Though classically liberal in economic philosophy, the Heritage Foundation produces its annual global analysis on the basis of empirical observation and objective research. Participating economists grade on 10 qualities - among them, open borders, competitiveness, regulatory efficiency, debt and adherence to the rule of law. They score each attribute on a scale of 1 to 100 and then divide the accumulated score by 10, thus maintaining a score card with a scale of 1 to 100.

This year, 183 countries were evaluated, 179 of them with an "economic freedom" score. Hong Kong takes top spot, scoring 89.7, making it the economically freest of jurisdictions. (With eight 0.0 ratings, North Korea managed to score only 1.0, making it the economically most repressive.)

A score of 80 designates a "free economy." Canada scored 80.4 - replacing the U.S. (78.0), which fell by 2.7 points in a single year. The other five countries designated "free" are: Singapore (86.1), Australia (82.6), New Zealand (82.1), Ireland (81.3) and Switzerland (81.1). The two other countries in the Top 10 are Denmark (77.9) and Chile (77.2). For the first time in two decades, Britain (76.5) fell out of the Top 10.

One arresting observation from this exercise is the recognition that, as columnist Charles Krauthammer put it in an article last October, "Decline is a choice." The recession didn't cause a significant decline in global economic freedom, because many countries chose not to participate in the great Keynesian spending spree that left other countries much deeper in debt. Thrifty countries exited the recession freer than the big spenders, which must now deal with debt crises of their own making.

Four of the Top 10 are Asia-Pacific countries (Hong Kong, Australia, New Zealand and Singapore). Adding Canada, Ireland and the U.S., seven are former British colonies. Mauritius, the island nation off the east coast of Africa, now ranks as the 12th-freest economy in the world, and the fastest-ascending economy of them all. Though francophone, Mauritius, too, is a former British colony. Thus, of the Top 12 countries, nine have strong British historical connections, which must mean something.

Canada scored its best grades for business freedom (96.5), property rights (90.0), trade freedom (88.1) and freedom from corruption (87.0). Its lowest grade was for government spending (54.1), meaning that it spends too much - though Canada kept its stimulus spending under relatively prudent control. Were Canada able to restrain public spending as diligently as Chile, though, it would advance to No. 4 in the Top 10. The 2010 Index of Economic Freedom asserts that the U.S., as only a "partially free" economy, will have greater difficulty coming out of its recession-driven excesses than more disciplined countries. In his analysis of the U.S. predicament, Paul Gigot, editorial page editor of the Journal, anticipates serious consequences from Mr. Obama's excesses. He notes that no country has ever devalued its way to prosperity. (If it were possible, he says, "Argentina would be a paradise.") The essential problem is that the soaring U.S. debt means slow economic growth ahead, only more so as the country takes on more debt.

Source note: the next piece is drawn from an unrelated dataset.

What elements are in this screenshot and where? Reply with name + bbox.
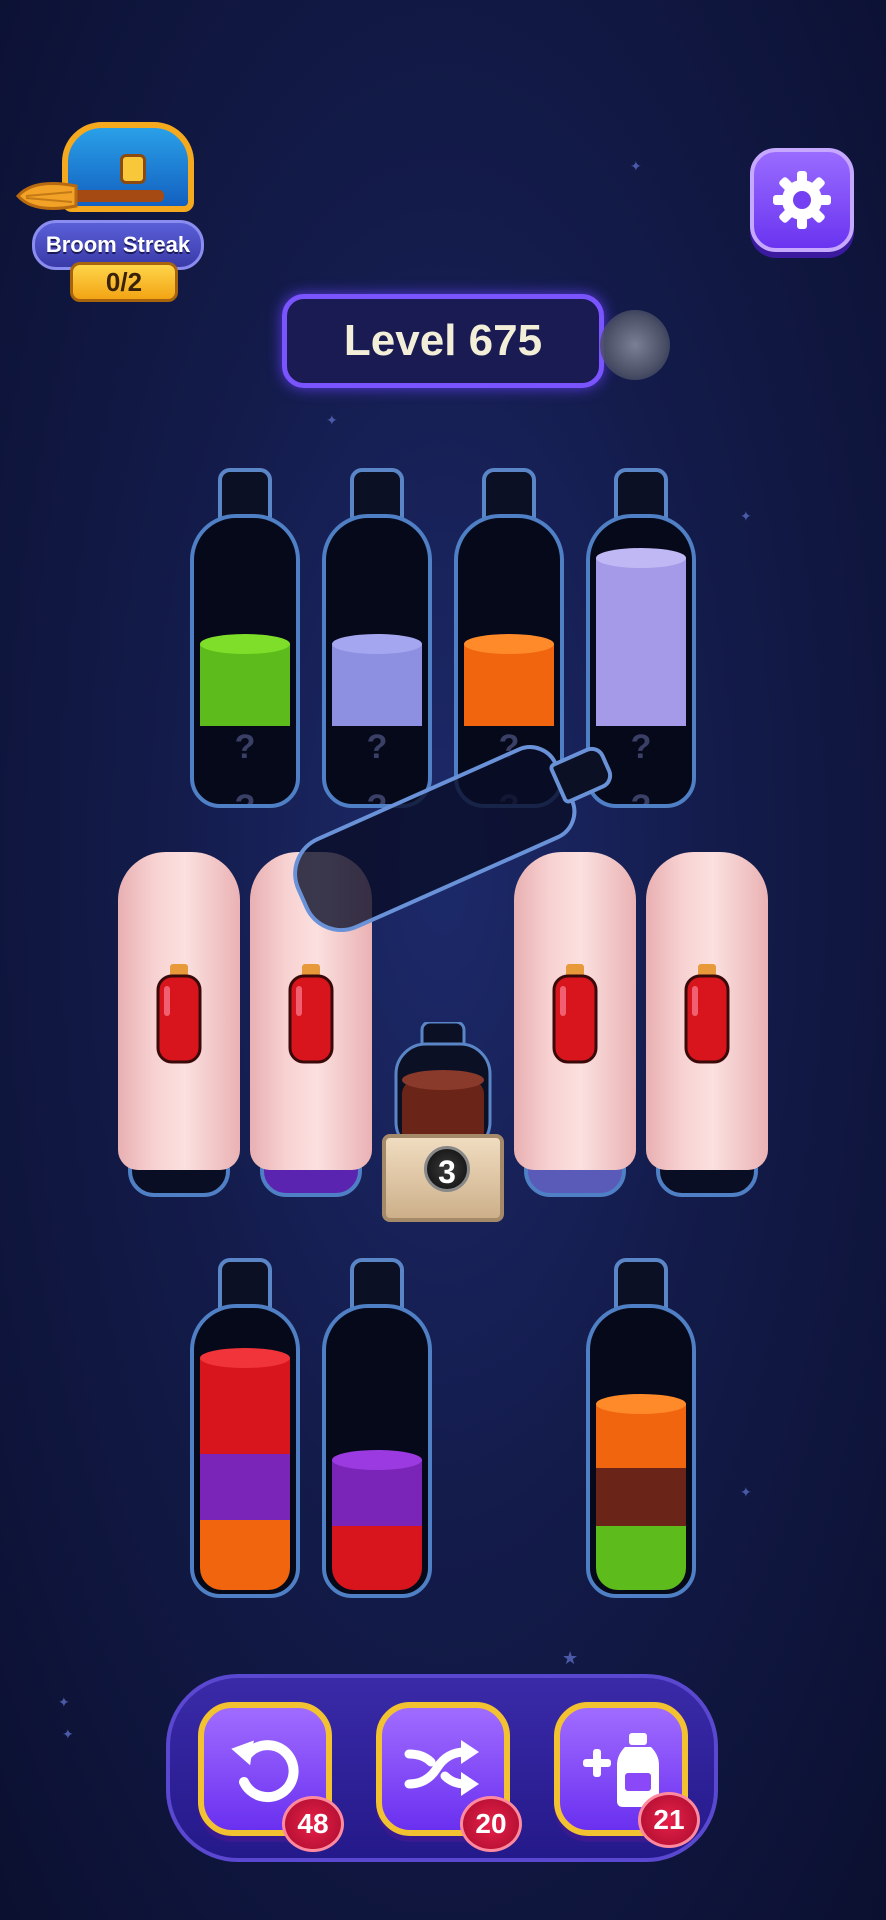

By Mr. Gigot's analysis, Mr. Obama's grandiose legislative ambition has become the country's biggest debt problem - "a de facto government takeover of health care, a gigantic new tax on carbon energy, the political allocation of capital in energy and autos ... nationalization of the mortgage market, a hostility to freer trade and much higher taxes needed to pay for it all." These things, Mr. Gigot says, will combine to reduce U.S. prosperity, which is perhaps why Mr. Obama's imitation of Franklin Delano Roosevelt looks progressively more embarrassing.

"The world's investors can move at the flip of an electronic switch," Mr. Gigot writes in the foreword to the 2010 index. "The reality of global competition and instant capital flows means that wise policy decisions will be rewarded faster than ever before." It is the freer of the world's economies that will attract the bulk of these rewards - countries such as Canada, now closing fast on Switzerland as one of the few economically free nations on Earth.